Das Thema „Wirksamkeit“ beschäftigt uns bereits seit vielen Jahren. Welche Wirkung erzielen wir mit unseren Projekten? Mit welchen Verfahren und mit welchem Ziel wollen und können wir das ermitteln? Wie können wir unsere Arbeit so reflektieren und weiterentwickeln, dass wir unsere Mittel sinnvoll einsetzen und den Stiftungszweck bestmöglich erfüllen?

Unsere Tätigkeitsfelder und Zielgruppen sind komplex. Es geht um Menschen und Systeme. Und es geht um die Orte, an denen Menschen arbeiten und lernen. Gewünschte oder mögliche Wirkungen zu definieren und zu erfassen, ist eine anspruchs- und verantwortungsvolle Aufgabe.
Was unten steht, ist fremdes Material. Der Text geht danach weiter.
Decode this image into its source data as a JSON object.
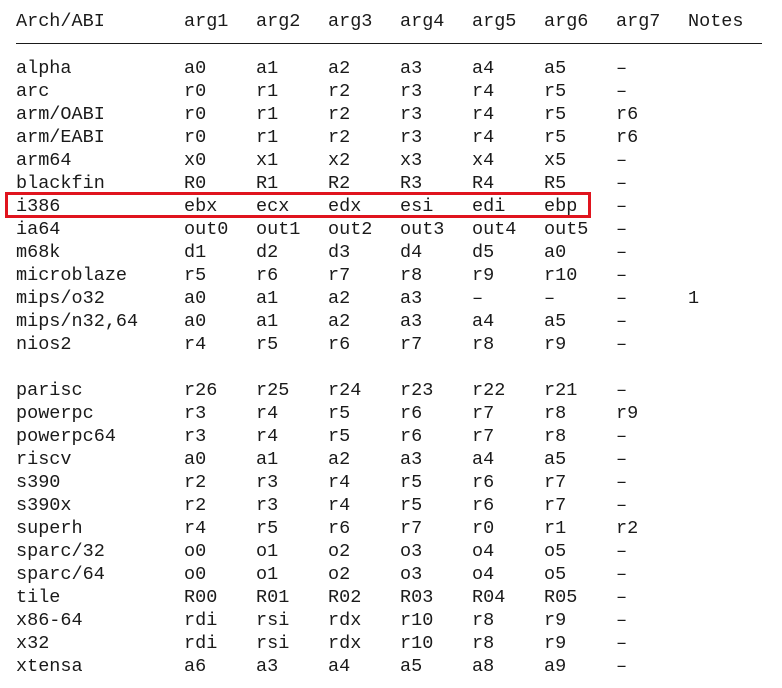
{
  "header": {
    "cells": [
      "Arch/ABI",
      "arg1",
      "arg2",
      "arg3",
      "arg4",
      "arg5",
      "arg6",
      "arg7",
      "Notes"
    ]
  },
  "rows": [
    {
      "arch": "alpha",
      "args": [
        "a0",
        "a1",
        "a2",
        "a3",
        "a4",
        "a5",
        "–"
      ],
      "note": ""
    },
    {
      "arch": "arc",
      "args": [
        "r0",
        "r1",
        "r2",
        "r3",
        "r4",
        "r5",
        "–"
      ],
      "note": ""
    },
    {
      "arch": "arm/OABI",
      "args": [
        "r0",
        "r1",
        "r2",
        "r3",
        "r4",
        "r5",
        "r6"
      ],
      "note": ""
    },
    {
      "arch": "arm/EABI",
      "args": [
        "r0",
        "r1",
        "r2",
        "r3",
        "r4",
        "r5",
        "r6"
      ],
      "note": ""
    },
    {
      "arch": "arm64",
      "args": [
        "x0",
        "x1",
        "x2",
        "x3",
        "x4",
        "x5",
        "–"
      ],
      "note": ""
    },
    {
      "arch": "blackfin",
      "args": [
        "R0",
        "R1",
        "R2",
        "R3",
        "R4",
        "R5",
        "–"
      ],
      "note": ""
    },
    {
      "arch": "i386",
      "args": [
        "ebx",
        "ecx",
        "edx",
        "esi",
        "edi",
        "ebp",
        "–"
      ],
      "note": "",
      "highlighted": true
    },
    {
      "arch": "ia64",
      "args": [
        "out0",
        "out1",
        "out2",
        "out3",
        "out4",
        "out5",
        "–"
      ],
      "note": ""
    },
    {
      "arch": "m68k",
      "args": [
        "d1",
        "d2",
        "d3",
        "d4",
        "d5",
        "a0",
        "–"
      ],
      "note": ""
    },
    {
      "arch": "microblaze",
      "args": [
        "r5",
        "r6",
        "r7",
        "r8",
        "r9",
        "r10",
        "–"
      ],
      "note": ""
    },
    {
      "arch": "mips/o32",
      "args": [
        "a0",
        "a1",
        "a2",
        "a3",
        "–",
        "–",
        "–"
      ],
      "note": "1"
    },
    {
      "arch": "mips/n32,64",
      "args": [
        "a0",
        "a1",
        "a2",
        "a3",
        "a4",
        "a5",
        "–"
      ],
      "note": ""
    },
    {
      "arch": "nios2",
      "args": [
        "r4",
        "r5",
        "r6",
        "r7",
        "r8",
        "r9",
        "–"
      ],
      "note": ""
    },
    {
      "arch": "parisc",
      "args": [
        "r26",
        "r25",
        "r24",
        "r23",
        "r22",
        "r21",
        "–"
      ],
      "note": ""
    },
    {
      "arch": "powerpc",
      "args": [
        "r3",
        "r4",
        "r5",
        "r6",
        "r7",
        "r8",
        "r9"
      ],
      "note": ""
    },
    {
      "arch": "powerpc64",
      "args": [
        "r3",
        "r4",
        "r5",
        "r6",
        "r7",
        "r8",
        "–"
      ],
      "note": ""
    },
    {
      "arch": "riscv",
      "args": [
        "a0",
        "a1",
        "a2",
        "a3",
        "a4",
        "a5",
        "–"
      ],
      "note": ""
    },
    {
      "arch": "s390",
      "args": [
        "r2",
        "r3",
        "r4",
        "r5",
        "r6",
        "r7",
        "–"
      ],
      "note": ""
    },
    {
      "arch": "s390x",
      "args": [
        "r2",
        "r3",
        "r4",
        "r5",
        "r6",
        "r7",
        "–"
      ],
      "note": ""
    },
    {
      "arch": "superh",
      "args": [
        "r4",
        "r5",
        "r6",
        "r7",
        "r0",
        "r1",
        "r2"
      ],
      "note": ""
    },
    {
      "arch": "sparc/32",
      "args": [
        "o0",
        "o1",
        "o2",
        "o3",
        "o4",
        "o5",
        "–"
      ],
      "note": ""
    },
    {
      "arch": "sparc/64",
      "args": [
        "o0",
        "o1",
        "o2",
        "o3",
        "o4",
        "o5",
        "–"
      ],
      "note": ""
    },
    {
      "arch": "tile",
      "args": [
        "R00",
        "R01",
        "R02",
        "R03",
        "R04",
        "R05",
        "–"
      ],
      "note": ""
    },
    {
      "arch": "x86-64",
      "args": [
        "rdi",
        "rsi",
        "rdx",
        "r10",
        "r8",
        "r9",
        "–"
      ],
      "note": ""
    },
    {
      "arch": "x32",
      "args": [
        "rdi",
        "rsi",
        "rdx",
        "r10",
        "r8",
        "r9",
        "–"
      ],
      "note": ""
    },
    {
      "arch": "xtensa",
      "args": [
        "a6",
        "a3",
        "a4",
        "a5",
        "a8",
        "a9",
        "–"
      ],
      "note": ""
    }
  ],
  "colors": {
    "text": "#1a1a1a",
    "highlight_border": "#e0141e"
  }
}
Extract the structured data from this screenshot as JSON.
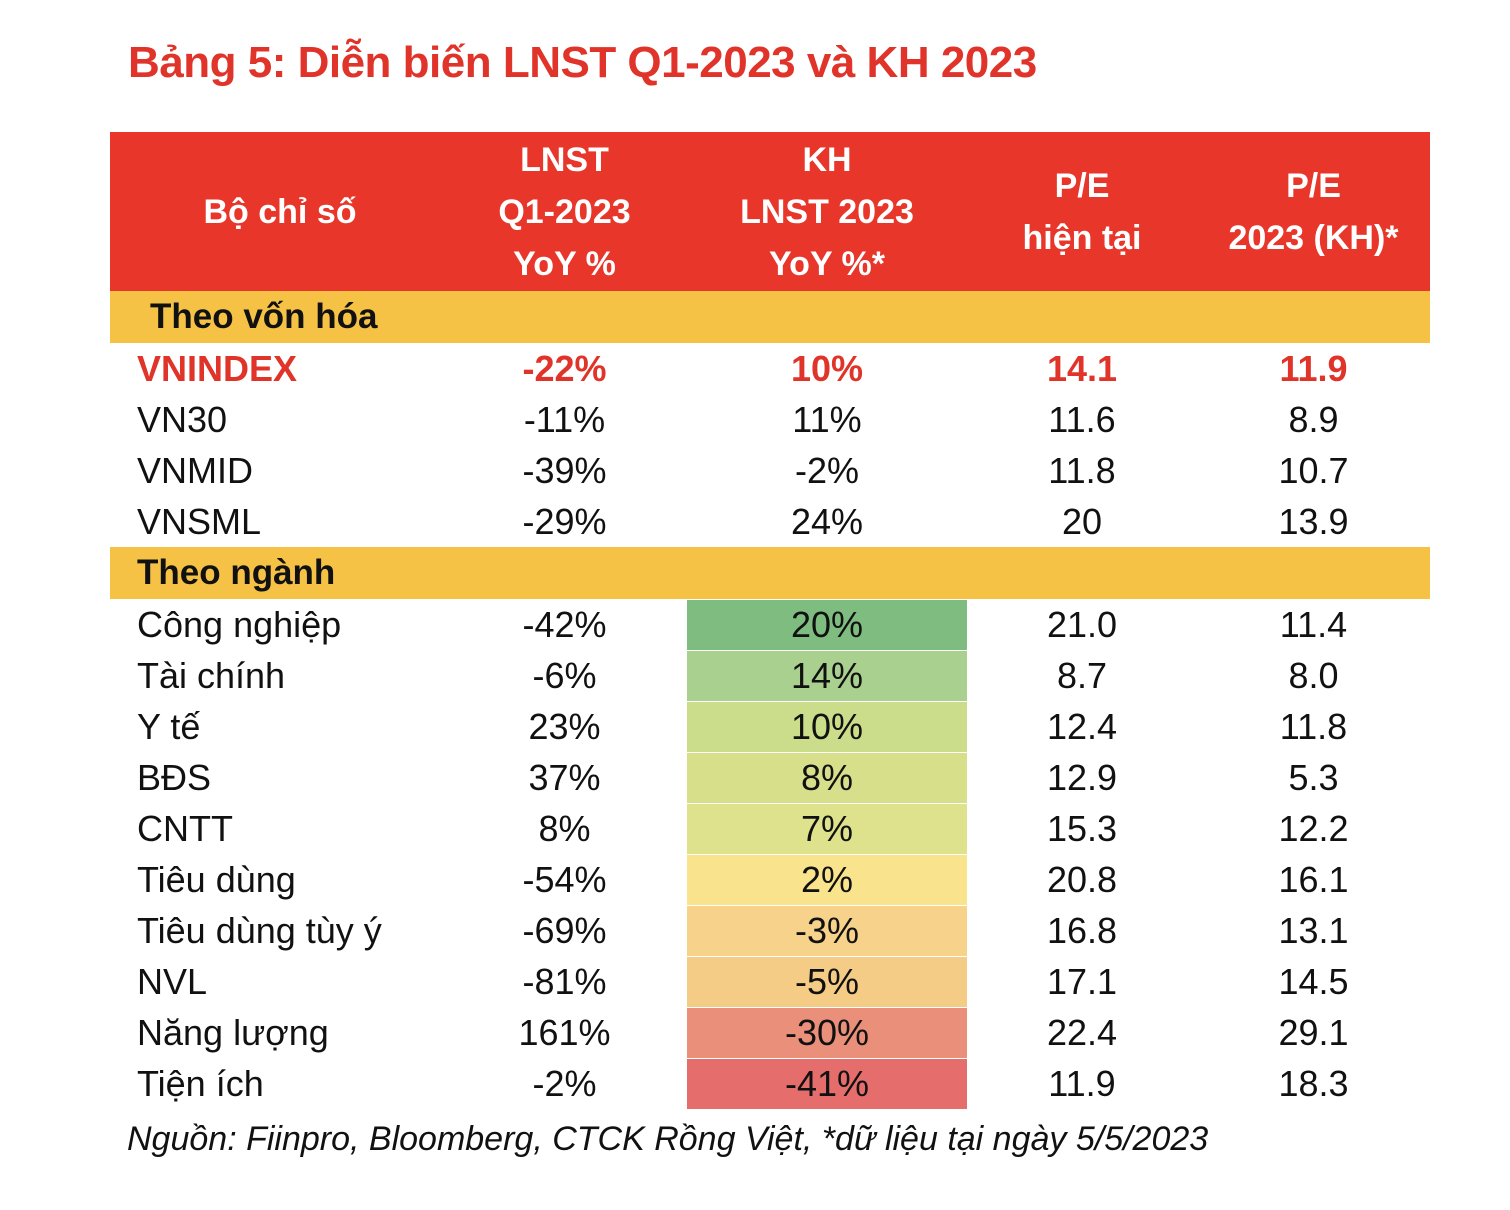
{
  "title": "Bảng 5: Diễn biến LNST Q1-2023 và KH 2023",
  "headers": [
    "Bộ chỉ số",
    "LNST\nQ1-2023\nYoY %",
    "KH\nLNST 2023\nYoY %*",
    "P/E\nhiện tại",
    "P/E\n2023 (KH)*"
  ],
  "sections": [
    {
      "label": "Theo vốn hóa",
      "rows": [
        {
          "name": "VNINDEX",
          "q1": "-22%",
          "kh": "10%",
          "pe": "14.1",
          "pe23": "11.9",
          "highlight": true
        },
        {
          "name": "VN30",
          "q1": "-11%",
          "kh": "11%",
          "pe": "11.6",
          "pe23": "8.9"
        },
        {
          "name": "VNMID",
          "q1": "-39%",
          "kh": "-2%",
          "pe": "11.8",
          "pe23": "10.7"
        },
        {
          "name": "VNSML",
          "q1": "-29%",
          "kh": "24%",
          "pe": "20",
          "pe23": "13.9"
        }
      ]
    },
    {
      "label": "Theo ngành",
      "rows": [
        {
          "name": "Công nghiệp",
          "q1": "-42%",
          "kh": "20%",
          "pe": "21.0",
          "pe23": "11.4",
          "heat": "#7fbc7f"
        },
        {
          "name": "Tài chính",
          "q1": "-6%",
          "kh": "14%",
          "pe": "8.7",
          "pe23": "8.0",
          "heat": "#a9d08e"
        },
        {
          "name": "Y tế",
          "q1": "23%",
          "kh": "10%",
          "pe": "12.4",
          "pe23": "11.8",
          "heat": "#cbdc8a"
        },
        {
          "name": "BĐS",
          "q1": "37%",
          "kh": "8%",
          "pe": "12.9",
          "pe23": "5.3",
          "heat": "#d7df8a"
        },
        {
          "name": "CNTT",
          "q1": "8%",
          "kh": "7%",
          "pe": "15.3",
          "pe23": "12.2",
          "heat": "#dfe28d"
        },
        {
          "name": "Tiêu dùng",
          "q1": "-54%",
          "kh": "2%",
          "pe": "20.8",
          "pe23": "16.1",
          "heat": "#f9e48d"
        },
        {
          "name": "Tiêu dùng tùy ý",
          "q1": "-69%",
          "kh": "-3%",
          "pe": "16.8",
          "pe23": "13.1",
          "heat": "#f6d28a"
        },
        {
          "name": "NVL",
          "q1": "-81%",
          "kh": "-5%",
          "pe": "17.1",
          "pe23": "14.5",
          "heat": "#f4cc86"
        },
        {
          "name": "Năng lượng",
          "q1": "161%",
          "kh": "-30%",
          "pe": "22.4",
          "pe23": "29.1",
          "heat": "#e98f7a"
        },
        {
          "name": "Tiện ích",
          "q1": "-2%",
          "kh": "-41%",
          "pe": "11.9",
          "pe23": "18.3",
          "heat": "#e56e6c"
        }
      ]
    }
  ],
  "source": "Nguồn: Fiinpro, Bloomberg, CTCK Rồng Việt, *dữ liệu tại ngày 5/5/2023"
}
Wir evaluieren deshalb regelmäßig unsere Programme und Projekte. Aber, wir benötigen auch die Unterstützung von den Beteiligten und von externen Expertinnen und Experten. Wir diskutieren mit Ihnen, spielen mit ihnen verschiedene Optionen durch und denken mit ihnen „das Neue“.

Wirksamkeit ist für uns ein Prozess, der immer weiterführt – auch über vorab definierte Ziele und Ergebnisse hinaus. Ein Prozess, der für alle Beteiligten Entwicklung und Veränderung zur Folge hat. So verändern wir unsere Programme und Projekte regelmäßig. Ich will nicht „ständig“ sagen, denn dies würde eine gewissen Instabilität und Unsicherheit hervorrufen. Aber, eine gewisse „Regelmäßigkeit“ ist wichtig. So überprüfen wir uns beispielsweise regelmäßig nach einer Staffel eines Programms. Kaum ein Programm wird immer durchgeführt.

Viele Projekte und Programme, mit einigen Ausnahmen wie dem Berufswahlpass, den MINTagenten, dem zdi, den Ausbildungsbotschafter und z.B. Wirtschaft Pro Schule, laufen innerhalb eines Projektjahres einige Wochen. Ist eine solche Staffel (eine Staffel findet einmal oder mehrmals im Jahr statt) abgeschlossen, beraten wir uns mit den Beteiligten (also z.B. Schülerinnen und Schüler, Lehrkräften und Unternehmensvertretern), nehmen Verbesserungsideen auf, diskutieren sie und setzen sie anschließend um, wenn sie umsetzbar sind. Am Ende ist dies natürlich immer eine Frage der personellen, finanziellen und sachlichen Ressourcen.

In diesem Sinne freuen wir uns auf ein neues „wirksames“ Stiftungsjahr.